É um desacreditado agente da Imunidade, Osmosis
Jones (voz de Chris Rock) quem fareja instintivamente uma ameaça singular
naquele caso: O vírus denominado Thrax (voz de Laurence Fishburne) assume as
características de um senhor do crime e, em seus tentaculares atos prejudiciais
ao organismo, ele vai de um extremo a outro no corpo de Frank –da unha
encravada no dedão do pé até as áreas do cérebro onde mora a elite!
A
extensão caústica de seus poderes começa, pouco a pouco, a minar a integridade
física de Frank, levando-o a sucumbir.
De um lado assim, temos o filme de comédia,
dirigido pelos irmãos Peter e Bobby Farelli que, como em todas as suas obras,
por sinal, ostenta um teor inclinado para o grosseiro, humor que o sempre
excelente Bill Murray tira de letra na sua implacável interpretação de um
indivíduo assolado por todos os males da displicência alimentar.

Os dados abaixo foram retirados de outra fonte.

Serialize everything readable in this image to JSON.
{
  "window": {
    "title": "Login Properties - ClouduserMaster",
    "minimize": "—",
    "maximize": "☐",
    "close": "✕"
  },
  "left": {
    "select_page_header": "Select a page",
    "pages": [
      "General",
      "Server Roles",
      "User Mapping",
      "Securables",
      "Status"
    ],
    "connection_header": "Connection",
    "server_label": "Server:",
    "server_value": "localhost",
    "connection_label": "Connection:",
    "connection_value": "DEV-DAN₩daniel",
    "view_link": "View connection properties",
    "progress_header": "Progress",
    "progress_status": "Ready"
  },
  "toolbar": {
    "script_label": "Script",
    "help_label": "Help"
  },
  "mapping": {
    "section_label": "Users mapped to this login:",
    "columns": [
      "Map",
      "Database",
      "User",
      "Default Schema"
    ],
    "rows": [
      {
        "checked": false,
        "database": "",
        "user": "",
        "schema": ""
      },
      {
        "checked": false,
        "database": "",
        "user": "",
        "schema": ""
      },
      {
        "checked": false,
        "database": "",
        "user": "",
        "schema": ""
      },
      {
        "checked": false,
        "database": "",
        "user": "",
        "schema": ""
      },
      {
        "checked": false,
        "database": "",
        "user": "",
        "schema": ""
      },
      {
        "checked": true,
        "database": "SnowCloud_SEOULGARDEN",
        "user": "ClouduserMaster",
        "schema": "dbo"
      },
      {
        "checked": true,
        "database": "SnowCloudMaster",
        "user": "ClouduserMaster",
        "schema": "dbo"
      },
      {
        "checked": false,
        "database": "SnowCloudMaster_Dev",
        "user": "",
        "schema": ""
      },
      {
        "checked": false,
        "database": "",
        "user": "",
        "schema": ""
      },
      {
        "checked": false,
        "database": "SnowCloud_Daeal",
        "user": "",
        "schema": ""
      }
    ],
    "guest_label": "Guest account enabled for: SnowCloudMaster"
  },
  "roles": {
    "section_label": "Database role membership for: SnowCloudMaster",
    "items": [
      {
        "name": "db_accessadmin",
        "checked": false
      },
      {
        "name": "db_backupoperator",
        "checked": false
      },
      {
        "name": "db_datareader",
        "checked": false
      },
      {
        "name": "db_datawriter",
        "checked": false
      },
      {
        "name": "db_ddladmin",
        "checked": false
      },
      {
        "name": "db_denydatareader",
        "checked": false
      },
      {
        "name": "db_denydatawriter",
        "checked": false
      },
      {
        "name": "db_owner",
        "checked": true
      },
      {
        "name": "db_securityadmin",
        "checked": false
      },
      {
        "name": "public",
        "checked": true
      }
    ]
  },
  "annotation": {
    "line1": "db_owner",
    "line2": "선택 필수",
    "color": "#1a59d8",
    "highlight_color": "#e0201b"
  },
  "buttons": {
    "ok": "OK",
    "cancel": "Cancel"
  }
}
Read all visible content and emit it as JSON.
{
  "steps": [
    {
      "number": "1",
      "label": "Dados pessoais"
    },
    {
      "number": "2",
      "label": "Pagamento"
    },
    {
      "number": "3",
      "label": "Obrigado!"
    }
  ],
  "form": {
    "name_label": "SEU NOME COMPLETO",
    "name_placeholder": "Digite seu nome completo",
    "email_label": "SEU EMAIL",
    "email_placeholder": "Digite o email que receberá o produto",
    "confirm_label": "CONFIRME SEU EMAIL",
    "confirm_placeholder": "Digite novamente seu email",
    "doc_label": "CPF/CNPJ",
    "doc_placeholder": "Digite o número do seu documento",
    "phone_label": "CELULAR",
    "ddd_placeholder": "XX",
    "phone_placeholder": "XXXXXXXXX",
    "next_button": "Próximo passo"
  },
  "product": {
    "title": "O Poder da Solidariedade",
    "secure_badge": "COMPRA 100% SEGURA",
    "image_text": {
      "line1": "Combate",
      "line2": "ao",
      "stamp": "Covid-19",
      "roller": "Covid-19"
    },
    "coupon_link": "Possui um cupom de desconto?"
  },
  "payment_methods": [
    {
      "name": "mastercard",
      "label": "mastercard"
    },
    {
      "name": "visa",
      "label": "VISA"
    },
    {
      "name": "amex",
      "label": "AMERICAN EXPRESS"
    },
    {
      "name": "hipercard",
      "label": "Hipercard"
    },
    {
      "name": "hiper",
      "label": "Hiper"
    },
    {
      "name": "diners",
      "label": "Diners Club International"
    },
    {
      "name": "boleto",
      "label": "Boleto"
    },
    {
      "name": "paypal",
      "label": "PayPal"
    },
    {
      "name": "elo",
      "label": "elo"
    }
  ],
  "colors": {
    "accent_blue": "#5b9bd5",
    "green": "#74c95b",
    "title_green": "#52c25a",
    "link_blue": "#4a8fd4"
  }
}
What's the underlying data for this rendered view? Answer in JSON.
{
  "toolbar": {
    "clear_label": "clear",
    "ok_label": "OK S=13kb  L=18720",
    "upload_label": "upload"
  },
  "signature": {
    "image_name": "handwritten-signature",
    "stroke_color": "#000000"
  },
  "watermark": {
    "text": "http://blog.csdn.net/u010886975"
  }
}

Do outro, temos a aventura policialesca de
Osmosis Jones, cujo relutante parceiro (filmes sobre duplas de policiais sempre
têm um) vem a ser um agente designado ao organismo por um cápsula de remédio, o
altivo e dedicado Trix (voz de David Hyde Pierce).
Esse filme animado, de amplitude e escopo muito
maior, é dirigido pelo especialista em animação Tom Sito concedendo ao seu
trabalho um estilo referencial completamente distinto dos Farelli –essa
incongruência não afeta o resultado como um todo de “Osmosis Jones”; as
transições (uma ou outra até bem inspirada) deixam claro que, na maior parte do
tempo, a mesma trama é compartilhada por dois filmes completamente diferentes,
e fazem desse aspecto um dos motivos de graça da produção. Além do quê, quando
se fazem necessárias emendas mais elaboradas para que a relação entre os
núcleos díspares tenha propósito junto à narrativa (sobretudo, em seu clímax),
o roteiro de Marc Hyman exibe a devida coerência e perspicácia.
O grande calcanhar de Aquiles de “Osmosis
Jones” é, no entanto, a plateia a quem ele se dirige: A animação, o filme a
emoldurá-la e a trama que costura ambos não têm vocação para envolver crianças
pequenas (salvo a simplicidade lúdica no designer dos personagens); e a união
do humor abertamente escrachado com o film noir à bordo das células do
organismo não parece ter uma faixa específica do público à qual se destinar.
Eis, portanto, o fator que
pode ter levado a um injusto esquecimento este peculiar e intrigante exercício
cinematográfico de junção de gêneros.